Not long ago, I wrote a B&H Explora “How-to” article about hand-coloring black & white photographs using toned black-and-white prints and transparent photo oils. The article was well received and fun to produce. It also got me wondering if there was a way to produce images that emulate the look, color, and feel of hand-colored prints electronically using Photoshop.
Long story short, I played around a bit and—wouldn’t you know—it’s possible. You can do it. Not only that, but unlike hand-coloring photographs with oil paint, there’s zero cleanup. All you have to do when you’re finished is hit “Save.”
Photographs © Allan Weitz 2020
You Start with a Black-and-White Image…
If you have an existing black-and-white image, good; you’ve completed the first step. Take five and talk among yourselves. If you’re starting with a color image file, you have two choices. The first option is to open the image in Photoshop and go to IMAGE > ADJUSTMENTS > HUE/SATURATION and slip the SATURATION slider in the MASTER channel all the way to your left.

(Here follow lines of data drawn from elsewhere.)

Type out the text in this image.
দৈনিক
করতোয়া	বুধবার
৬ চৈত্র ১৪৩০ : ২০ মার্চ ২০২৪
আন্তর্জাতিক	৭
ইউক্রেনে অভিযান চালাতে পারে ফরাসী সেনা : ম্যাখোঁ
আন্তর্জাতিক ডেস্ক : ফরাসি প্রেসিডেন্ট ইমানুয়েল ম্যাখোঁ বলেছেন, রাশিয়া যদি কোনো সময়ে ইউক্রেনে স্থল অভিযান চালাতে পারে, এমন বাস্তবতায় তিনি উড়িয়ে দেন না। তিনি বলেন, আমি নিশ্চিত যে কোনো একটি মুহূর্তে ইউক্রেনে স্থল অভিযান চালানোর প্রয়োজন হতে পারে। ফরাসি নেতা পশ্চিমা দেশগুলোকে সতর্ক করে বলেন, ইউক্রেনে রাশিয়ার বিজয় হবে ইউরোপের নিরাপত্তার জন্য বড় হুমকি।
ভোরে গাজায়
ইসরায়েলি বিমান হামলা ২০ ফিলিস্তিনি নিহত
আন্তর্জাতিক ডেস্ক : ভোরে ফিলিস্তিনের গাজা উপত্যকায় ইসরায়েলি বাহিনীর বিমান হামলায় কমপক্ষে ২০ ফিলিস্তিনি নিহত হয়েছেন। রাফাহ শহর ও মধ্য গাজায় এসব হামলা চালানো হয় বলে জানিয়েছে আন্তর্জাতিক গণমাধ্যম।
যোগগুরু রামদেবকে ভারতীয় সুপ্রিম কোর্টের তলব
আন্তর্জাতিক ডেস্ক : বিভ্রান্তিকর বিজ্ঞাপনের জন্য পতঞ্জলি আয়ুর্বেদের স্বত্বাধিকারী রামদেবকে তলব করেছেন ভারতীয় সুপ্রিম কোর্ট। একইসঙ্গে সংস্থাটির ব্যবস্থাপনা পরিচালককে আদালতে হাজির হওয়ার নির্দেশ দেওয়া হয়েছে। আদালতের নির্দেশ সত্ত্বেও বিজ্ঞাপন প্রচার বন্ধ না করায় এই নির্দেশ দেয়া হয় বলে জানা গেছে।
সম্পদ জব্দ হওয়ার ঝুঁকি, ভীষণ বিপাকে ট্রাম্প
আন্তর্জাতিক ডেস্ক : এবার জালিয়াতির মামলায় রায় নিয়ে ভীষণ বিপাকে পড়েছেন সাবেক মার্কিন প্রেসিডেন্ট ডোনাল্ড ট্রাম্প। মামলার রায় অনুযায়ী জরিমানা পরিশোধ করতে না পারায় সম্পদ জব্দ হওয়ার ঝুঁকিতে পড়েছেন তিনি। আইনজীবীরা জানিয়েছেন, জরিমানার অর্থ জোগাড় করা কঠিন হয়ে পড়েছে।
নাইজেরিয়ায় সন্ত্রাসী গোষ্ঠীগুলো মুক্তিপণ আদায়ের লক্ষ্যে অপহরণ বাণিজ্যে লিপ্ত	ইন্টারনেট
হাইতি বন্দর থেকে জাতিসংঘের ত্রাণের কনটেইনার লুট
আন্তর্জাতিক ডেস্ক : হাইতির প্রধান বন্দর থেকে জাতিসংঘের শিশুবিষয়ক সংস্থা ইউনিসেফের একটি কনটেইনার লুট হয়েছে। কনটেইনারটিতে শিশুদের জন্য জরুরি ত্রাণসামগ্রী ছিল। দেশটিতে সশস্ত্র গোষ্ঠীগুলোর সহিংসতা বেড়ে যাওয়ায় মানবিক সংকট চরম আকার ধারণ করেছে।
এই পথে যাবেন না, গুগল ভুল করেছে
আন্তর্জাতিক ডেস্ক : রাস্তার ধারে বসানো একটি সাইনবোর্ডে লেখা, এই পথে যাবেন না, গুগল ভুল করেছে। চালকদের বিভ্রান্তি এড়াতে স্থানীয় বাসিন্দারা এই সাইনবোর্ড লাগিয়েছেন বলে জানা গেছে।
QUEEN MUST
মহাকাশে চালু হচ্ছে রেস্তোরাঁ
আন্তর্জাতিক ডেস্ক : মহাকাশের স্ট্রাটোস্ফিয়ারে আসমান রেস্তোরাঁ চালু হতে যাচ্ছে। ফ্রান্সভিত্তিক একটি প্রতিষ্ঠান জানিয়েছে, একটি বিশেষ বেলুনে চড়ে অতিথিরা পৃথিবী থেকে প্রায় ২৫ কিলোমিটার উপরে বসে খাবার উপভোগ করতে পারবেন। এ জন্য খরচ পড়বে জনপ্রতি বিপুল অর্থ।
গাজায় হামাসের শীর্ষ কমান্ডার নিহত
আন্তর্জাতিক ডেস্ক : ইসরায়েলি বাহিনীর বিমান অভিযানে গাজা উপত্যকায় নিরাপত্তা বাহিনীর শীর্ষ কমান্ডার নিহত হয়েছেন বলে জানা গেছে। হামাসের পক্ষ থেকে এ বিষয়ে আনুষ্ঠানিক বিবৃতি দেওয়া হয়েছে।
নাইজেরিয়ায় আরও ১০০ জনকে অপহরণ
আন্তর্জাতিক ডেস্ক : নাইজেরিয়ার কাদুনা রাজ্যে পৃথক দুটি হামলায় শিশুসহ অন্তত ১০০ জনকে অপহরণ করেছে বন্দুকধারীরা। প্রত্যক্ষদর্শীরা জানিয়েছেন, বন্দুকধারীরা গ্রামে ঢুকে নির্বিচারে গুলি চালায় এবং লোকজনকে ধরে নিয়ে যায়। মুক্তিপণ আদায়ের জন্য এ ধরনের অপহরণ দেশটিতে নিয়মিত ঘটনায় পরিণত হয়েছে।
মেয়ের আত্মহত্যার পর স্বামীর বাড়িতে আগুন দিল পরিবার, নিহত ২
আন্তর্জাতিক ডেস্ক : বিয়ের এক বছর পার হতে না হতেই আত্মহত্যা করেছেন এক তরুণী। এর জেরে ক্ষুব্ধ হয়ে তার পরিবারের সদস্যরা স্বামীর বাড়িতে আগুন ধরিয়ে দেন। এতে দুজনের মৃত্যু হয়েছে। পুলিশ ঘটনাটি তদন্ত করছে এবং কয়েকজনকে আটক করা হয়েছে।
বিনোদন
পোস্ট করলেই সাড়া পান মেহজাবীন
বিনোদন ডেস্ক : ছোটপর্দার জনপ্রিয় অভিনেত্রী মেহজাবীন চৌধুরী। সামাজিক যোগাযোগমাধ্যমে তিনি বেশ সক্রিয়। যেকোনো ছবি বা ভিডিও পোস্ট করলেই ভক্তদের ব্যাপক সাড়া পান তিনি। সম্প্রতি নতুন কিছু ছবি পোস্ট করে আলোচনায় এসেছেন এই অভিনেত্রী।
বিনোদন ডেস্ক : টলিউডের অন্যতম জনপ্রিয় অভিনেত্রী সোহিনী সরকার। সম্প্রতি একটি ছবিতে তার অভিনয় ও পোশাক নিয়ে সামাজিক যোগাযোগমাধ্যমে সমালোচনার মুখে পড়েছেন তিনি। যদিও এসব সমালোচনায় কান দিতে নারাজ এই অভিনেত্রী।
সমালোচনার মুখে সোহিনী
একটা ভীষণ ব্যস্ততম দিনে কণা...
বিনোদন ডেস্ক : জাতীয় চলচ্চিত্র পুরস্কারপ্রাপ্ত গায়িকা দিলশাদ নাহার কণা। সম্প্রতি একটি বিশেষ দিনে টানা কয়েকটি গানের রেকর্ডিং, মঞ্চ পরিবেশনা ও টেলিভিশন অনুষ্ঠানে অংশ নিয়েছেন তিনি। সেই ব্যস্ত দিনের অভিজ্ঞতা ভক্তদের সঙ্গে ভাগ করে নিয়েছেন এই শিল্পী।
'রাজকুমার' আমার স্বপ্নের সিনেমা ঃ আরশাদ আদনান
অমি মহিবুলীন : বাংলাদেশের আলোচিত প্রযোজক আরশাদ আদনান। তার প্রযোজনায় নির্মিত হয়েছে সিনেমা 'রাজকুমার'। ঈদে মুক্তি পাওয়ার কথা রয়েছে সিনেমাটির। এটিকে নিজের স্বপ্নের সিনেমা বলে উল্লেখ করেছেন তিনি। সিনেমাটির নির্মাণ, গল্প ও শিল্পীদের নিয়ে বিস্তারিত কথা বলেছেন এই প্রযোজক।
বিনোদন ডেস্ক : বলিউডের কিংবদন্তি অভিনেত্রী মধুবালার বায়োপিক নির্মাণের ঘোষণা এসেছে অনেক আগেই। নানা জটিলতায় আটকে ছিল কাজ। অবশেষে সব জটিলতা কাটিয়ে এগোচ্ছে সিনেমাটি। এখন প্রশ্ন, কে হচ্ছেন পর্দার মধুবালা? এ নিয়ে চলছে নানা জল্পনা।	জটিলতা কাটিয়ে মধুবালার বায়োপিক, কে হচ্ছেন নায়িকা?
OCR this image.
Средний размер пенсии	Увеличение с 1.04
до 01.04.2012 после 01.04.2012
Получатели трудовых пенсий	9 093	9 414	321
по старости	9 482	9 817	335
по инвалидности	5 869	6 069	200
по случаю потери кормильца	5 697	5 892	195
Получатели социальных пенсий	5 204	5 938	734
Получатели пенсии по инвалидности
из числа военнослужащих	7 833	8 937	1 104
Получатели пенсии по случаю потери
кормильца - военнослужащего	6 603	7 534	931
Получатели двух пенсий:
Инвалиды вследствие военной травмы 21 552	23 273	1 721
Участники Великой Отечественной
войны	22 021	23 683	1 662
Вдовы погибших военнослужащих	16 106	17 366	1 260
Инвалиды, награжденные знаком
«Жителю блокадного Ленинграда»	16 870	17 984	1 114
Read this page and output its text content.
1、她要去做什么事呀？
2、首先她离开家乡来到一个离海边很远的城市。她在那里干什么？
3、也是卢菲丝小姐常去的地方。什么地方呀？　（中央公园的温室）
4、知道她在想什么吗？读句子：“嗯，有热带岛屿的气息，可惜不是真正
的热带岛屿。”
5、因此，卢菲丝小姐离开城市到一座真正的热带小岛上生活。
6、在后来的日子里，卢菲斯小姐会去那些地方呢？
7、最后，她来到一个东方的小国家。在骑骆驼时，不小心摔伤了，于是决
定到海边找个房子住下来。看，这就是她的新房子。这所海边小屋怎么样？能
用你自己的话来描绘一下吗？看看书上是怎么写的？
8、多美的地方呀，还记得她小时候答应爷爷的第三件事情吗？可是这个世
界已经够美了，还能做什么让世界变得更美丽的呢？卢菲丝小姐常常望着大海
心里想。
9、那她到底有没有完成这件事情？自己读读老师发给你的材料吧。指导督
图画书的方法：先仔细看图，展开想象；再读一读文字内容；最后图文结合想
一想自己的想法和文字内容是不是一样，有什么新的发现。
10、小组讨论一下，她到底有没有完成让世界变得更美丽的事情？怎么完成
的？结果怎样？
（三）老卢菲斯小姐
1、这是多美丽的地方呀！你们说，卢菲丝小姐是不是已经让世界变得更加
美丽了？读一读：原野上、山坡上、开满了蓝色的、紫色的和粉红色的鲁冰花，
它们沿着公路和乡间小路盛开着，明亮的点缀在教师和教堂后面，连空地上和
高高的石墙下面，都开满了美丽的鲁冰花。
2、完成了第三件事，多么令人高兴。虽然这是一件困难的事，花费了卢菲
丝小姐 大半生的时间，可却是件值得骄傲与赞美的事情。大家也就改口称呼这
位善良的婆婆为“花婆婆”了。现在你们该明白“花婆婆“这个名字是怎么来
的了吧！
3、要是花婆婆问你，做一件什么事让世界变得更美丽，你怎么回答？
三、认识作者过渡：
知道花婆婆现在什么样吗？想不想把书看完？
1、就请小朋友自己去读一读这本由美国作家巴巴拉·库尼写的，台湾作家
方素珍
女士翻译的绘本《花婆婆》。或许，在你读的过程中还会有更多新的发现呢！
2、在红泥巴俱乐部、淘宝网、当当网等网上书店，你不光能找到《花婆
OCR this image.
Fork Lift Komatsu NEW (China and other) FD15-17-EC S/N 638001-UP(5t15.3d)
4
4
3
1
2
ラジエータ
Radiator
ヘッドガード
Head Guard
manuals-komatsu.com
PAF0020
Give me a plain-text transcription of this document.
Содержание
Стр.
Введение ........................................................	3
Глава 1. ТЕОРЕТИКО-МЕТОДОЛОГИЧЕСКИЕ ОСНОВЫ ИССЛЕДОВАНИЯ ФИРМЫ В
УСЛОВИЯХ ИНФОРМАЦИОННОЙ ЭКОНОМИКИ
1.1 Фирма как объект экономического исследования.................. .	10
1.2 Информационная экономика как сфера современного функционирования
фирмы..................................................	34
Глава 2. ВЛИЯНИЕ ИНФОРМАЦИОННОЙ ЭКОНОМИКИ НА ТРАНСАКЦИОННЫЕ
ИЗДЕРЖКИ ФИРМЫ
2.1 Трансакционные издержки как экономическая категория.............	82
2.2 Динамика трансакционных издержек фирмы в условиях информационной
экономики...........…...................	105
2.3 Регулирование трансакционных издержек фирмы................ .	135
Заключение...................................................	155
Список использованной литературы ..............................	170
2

Boom, you have a black-and-white conversion of your color image file.
The second—and preferable—method is to open your image in Photoshop and go to IMAGE > ADJUSTMENTS > BLACK & WHITE, and pause at the Color Channel Menu.
This step gives you an opportunity to tweak the tonality of the image by adjusting the Red, Yellow, Green, Cyan, Blue, and Magenta color channels individually. This is important because, when coloring photographs, you want to be able to open up the shadow areas in order expand the image’s range of tonality while revealing previously hidden detail. These adjustments can be performed globally in “Master” mode, but you have far more control over highlights and shadows if you go through the image file color channel by color channel.